Через много лет он оказался в лавке Эйнари Тойвонена, где лежал под толстым стеклом, сквозь которое все же проникали грозные флюиды самого страшного несчастья на свете - несбывшейся мечты…
ИНТЕРЛЮДИЯ ШЕСТАЯ
- Ты был прав, - сказала Ангелина вечером следующего дня, возвращая Тойвонену дневник поэта. - Пока что это - самое страшное, что я узнала благодаря «Лавке ужасов». Лучше, наверное, встретиться на узкой тропинке с демоном, чем жить такой судьбой, какая досталась Георгию.
- Никому не пожелаешь такой судьбы, - Эйнари положил тетрадь на место, в секретер. - Но и насчет демонов я не советовал бы тебе шутить.
- Сегодняшний рассказ, как я поняла, будет как раз о них, - улыбнулась девушка.
- Отчасти. Но для начала я хотел бы узнать твои впечатления от истории Гончарова.
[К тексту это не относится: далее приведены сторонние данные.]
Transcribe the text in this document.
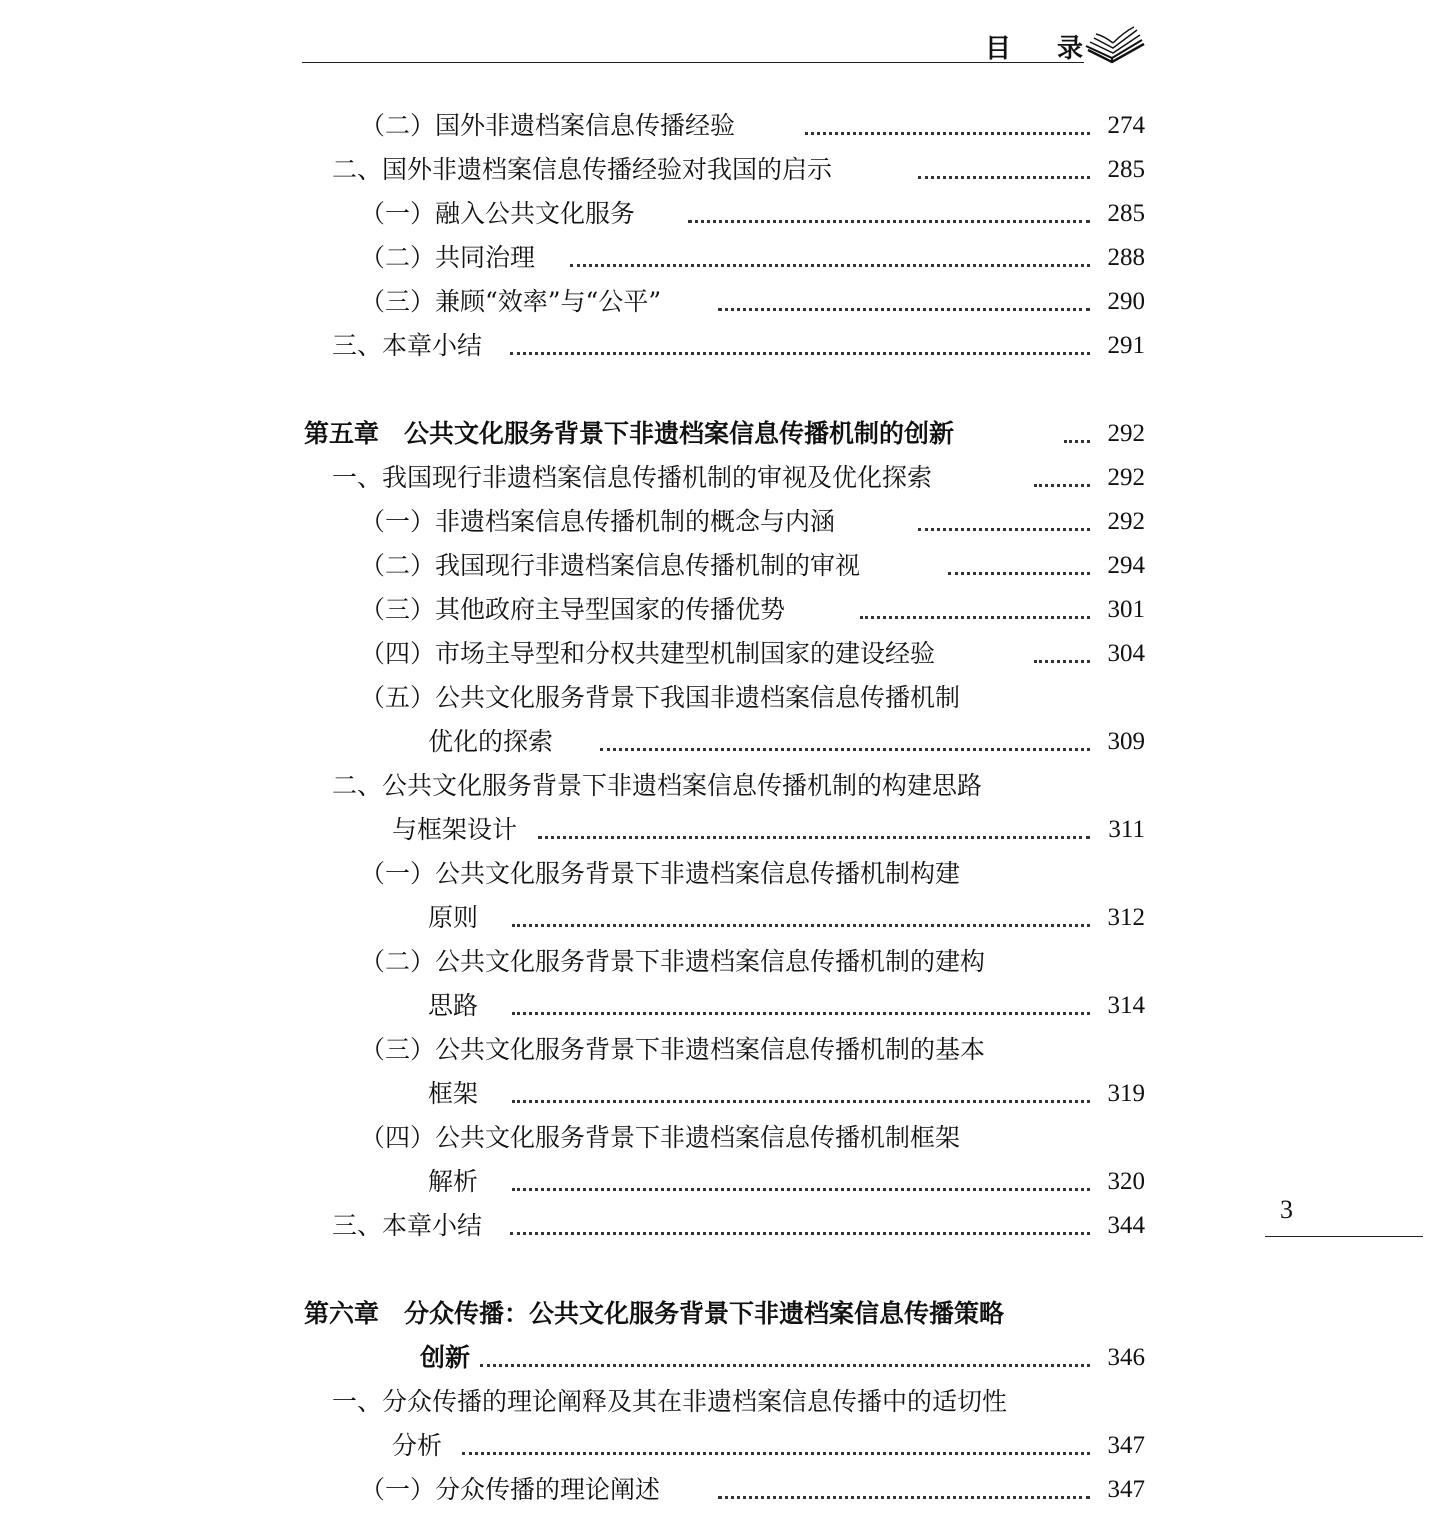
目录
（二）国外非遗档案信息传播经验	274
二、国外非遗档案信息传播经验对我国的启示	285
（一）融入公共文化服务	285
（二）共同治理	288
（三）兼顾“效率”与“公平”	290
三、本章小结	291
第五章　公共文化服务背景下非遗档案信息传播机制的创新	292
一、我国现行非遗档案信息传播机制的审视及优化探索	292
（一）非遗档案信息传播机制的概念与内涵	292
（二）我国现行非遗档案信息传播机制的审视	294
（三）其他政府主导型国家的传播优势	301
（四）市场主导型和分权共建型机制国家的建设经验	304
（五）公共文化服务背景下我国非遗档案信息传播机制
优化的探索	309
二、公共文化服务背景下非遗档案信息传播机制的构建思路
与框架设计	311
（一）公共文化服务背景下非遗档案信息传播机制构建
原则	312
（二）公共文化服务背景下非遗档案信息传播机制的建构
思路	314
（三）公共文化服务背景下非遗档案信息传播机制的基本
框架	319
（四）公共文化服务背景下非遗档案信息传播机制框架
解析	320
三、本章小结	344
第六章　分众传播：公共文化服务背景下非遗档案信息传播策略
创新	346
一、分众传播的理论阐释及其在非遗档案信息传播中的适切性
分析	347
（一）分众传播的理论阐述	347
3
- Это поистине ужасно - когда обстоятельства мешают тебе реализоваться в жизни, - произнесла готесса, присев на изящный стул. - вроде, сам ни в чем не виноват, и все, что нужно, у тебя есть - он ведь действительно был талантлив… Но вот почему-то не получается. Причем не получается ничего, за что бы ни взялся. Как будто ты вовсе не имеешь права на существование. Словно кто-то щелчком пальцев отбрасывает тебя от заветной цели, как придурок Родин - таракана! Вообще, очень сложно жить, когда окружающие не воспринимают тебя как равного, - хозяин магазина отметил, что последняя фраза девушки не имеет отношения к предмету разговора.
- Тебе приходилось с этим сталкиваться? - Эйнари приподнял белоснежные брови.
- Конечно! - Ангелина выглядела удивленной, будто он сам должен был догадаться.
- Ты посмотри на меня. Я же гот. Мне даже дома прохода не дают. Прошлой ночью мама вошла в мою комнату и увидела у меня в руках дневник Гончарова. Так она чуть в обморок не свалилась. Подумала, что я вскрыла вены, и кровь на страницах - моя. Да и по улицам спокойно не походишь - обязательно кто-нибудь пристанет.
- Что, опять начались гонения на субкультуры? - настал черед Тойвонена удивляться. - Я помню, нечто подобное происходило в последние годы первого десятилетия века, но чтобы сейчас…
- А вот представь себе, - было заметно, что разговоры на эту тему здорово нервируют девушку. - Дума даже закон какой-то дурацкий собирается принимать, чтоб вовсе запретить движение готов!
- Все как тогда, - почесав бороду, проговорил Эйнари. Значит, снова грядет что-то нехорошее. А ведь всего двенадцать лет прошло.